Some aspects of the observations still puzzle researchers, but flows
of liquid brine fit the features' characteristics better than
alternate hypotheses. Saltiness lowers the freezing temperature of
water.

Sites with active flows get warm enough, even in the shallow
subsurface, to sustain liquid water that is about as salty as Earth's
oceans, while pure water would freeze at the observed temperatures.

"These dark lineations are different from other types of features on
Martian slopes," said MRO project scientist Richard Zurek of NASA's
Jet Propulsion Laboratory in Pasadena, Calif. "Repeated observations
show they extend ever farther downhill with time during the warm
season."

The features imaged are only about 0.5 to 5 yards or meters wide, with
lengths up to hundreds of yards. The width is much narrower than
previously reported gullies on Martian slopes. However, some of those
locations display more than 1,000 individual flows. Also, while
gullies are abundant on cold, pole-facing slopes, these dark flows
are on warmer, equator-facing slopes.

The images show flows lengthen and darken on rocky equator-facing
slopes from late spring to early fall. The seasonality, latitude
distribution and brightness changes suggest a volatile material is
involved, but there is no direct detection of one. The settings are
too warm for carbon-dioxide frost and, at some sites, too cold for
pure water. This suggests the action of brines which have lower
freezing points. Salt deposits over much of Mars indicate brines were
abundant in Mars' past. These recent observations suggest brines
still may form near the surface today in limited times and places.

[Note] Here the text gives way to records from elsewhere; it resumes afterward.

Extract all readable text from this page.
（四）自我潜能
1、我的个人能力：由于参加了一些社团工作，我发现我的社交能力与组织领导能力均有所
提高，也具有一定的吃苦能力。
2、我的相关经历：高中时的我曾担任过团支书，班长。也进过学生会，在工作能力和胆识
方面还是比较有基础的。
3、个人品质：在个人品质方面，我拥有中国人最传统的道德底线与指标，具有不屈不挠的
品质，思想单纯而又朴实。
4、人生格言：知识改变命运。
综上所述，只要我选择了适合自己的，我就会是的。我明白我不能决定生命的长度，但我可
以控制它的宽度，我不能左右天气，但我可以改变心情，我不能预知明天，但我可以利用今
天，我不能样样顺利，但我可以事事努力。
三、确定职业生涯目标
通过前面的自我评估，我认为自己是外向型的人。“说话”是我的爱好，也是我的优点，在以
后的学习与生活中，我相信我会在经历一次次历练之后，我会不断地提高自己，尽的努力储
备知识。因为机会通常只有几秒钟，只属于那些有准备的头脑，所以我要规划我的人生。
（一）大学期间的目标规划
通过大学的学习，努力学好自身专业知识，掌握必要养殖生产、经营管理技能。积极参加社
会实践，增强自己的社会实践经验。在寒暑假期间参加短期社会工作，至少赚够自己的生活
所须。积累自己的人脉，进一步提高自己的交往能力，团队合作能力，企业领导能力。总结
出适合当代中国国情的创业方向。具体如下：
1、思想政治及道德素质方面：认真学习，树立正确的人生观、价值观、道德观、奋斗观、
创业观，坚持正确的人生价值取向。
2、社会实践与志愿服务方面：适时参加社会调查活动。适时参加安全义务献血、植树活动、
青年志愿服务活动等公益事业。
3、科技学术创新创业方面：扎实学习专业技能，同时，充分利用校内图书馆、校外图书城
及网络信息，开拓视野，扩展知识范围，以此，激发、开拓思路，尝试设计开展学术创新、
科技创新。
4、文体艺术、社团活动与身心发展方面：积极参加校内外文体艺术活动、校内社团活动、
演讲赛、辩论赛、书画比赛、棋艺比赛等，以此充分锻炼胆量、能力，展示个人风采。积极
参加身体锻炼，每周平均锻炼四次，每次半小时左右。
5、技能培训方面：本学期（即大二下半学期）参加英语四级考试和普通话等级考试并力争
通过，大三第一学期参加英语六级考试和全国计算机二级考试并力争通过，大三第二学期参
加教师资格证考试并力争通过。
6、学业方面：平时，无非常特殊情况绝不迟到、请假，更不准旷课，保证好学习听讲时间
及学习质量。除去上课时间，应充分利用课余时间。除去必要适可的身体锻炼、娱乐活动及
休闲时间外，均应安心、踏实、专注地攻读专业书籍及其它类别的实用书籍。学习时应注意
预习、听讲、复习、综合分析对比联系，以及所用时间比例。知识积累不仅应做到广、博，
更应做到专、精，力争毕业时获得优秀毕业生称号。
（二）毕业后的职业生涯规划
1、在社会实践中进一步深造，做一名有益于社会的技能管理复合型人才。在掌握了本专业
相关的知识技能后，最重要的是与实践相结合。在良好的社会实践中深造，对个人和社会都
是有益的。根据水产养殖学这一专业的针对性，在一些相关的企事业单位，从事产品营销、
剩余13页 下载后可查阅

When researchers checked flow-marked slopes with the orbiter's Compact
Reconnaissance Imaging Spectrometer for Mars (CRISM), no sign of
water appeared. The features may quickly dry on the surface or could
be shallow subsurface flows.

"The flows are not dark because of being wet," McEwen said. "They are
dark for some other reason."
A flow initiated by briny water could rearrange grains or change
surface roughness in a way that darkens the appearance. How the
features brighten again when temperatures drop is harder to explain.

"It's a mystery now, but I think it's a solvable mystery with further
observations and laboratory experiments," McEwen said.

These results are the closest scientists have come to finding evidence
of liquid water on the planet's surface today. Frozen water, however
has been detected near the surface in many middle to high-latitude
regions. Fresh-looking gullies suggest slope movements in
geologically recent times, perhaps aided by water. Purported droplets
of brine also appeared on struts of the Phoenix Mars Lander. If
further study of the recurring dark flows supports evidence of
brines, these could be the first known Martian locations with liquid
water.

MRO is managed by JPL for NASA's Science Mission Directorate in
Washington. The University of Arizona's Lunar and Planetary
Laboratory operates HiRISE. The camera was built by Ball Aerospace &
Technologies Corp. in Boulder, Colo. Johns Hopkins University Applied
Physics Laboratory in Laurel, Md., provided and operates CRISM.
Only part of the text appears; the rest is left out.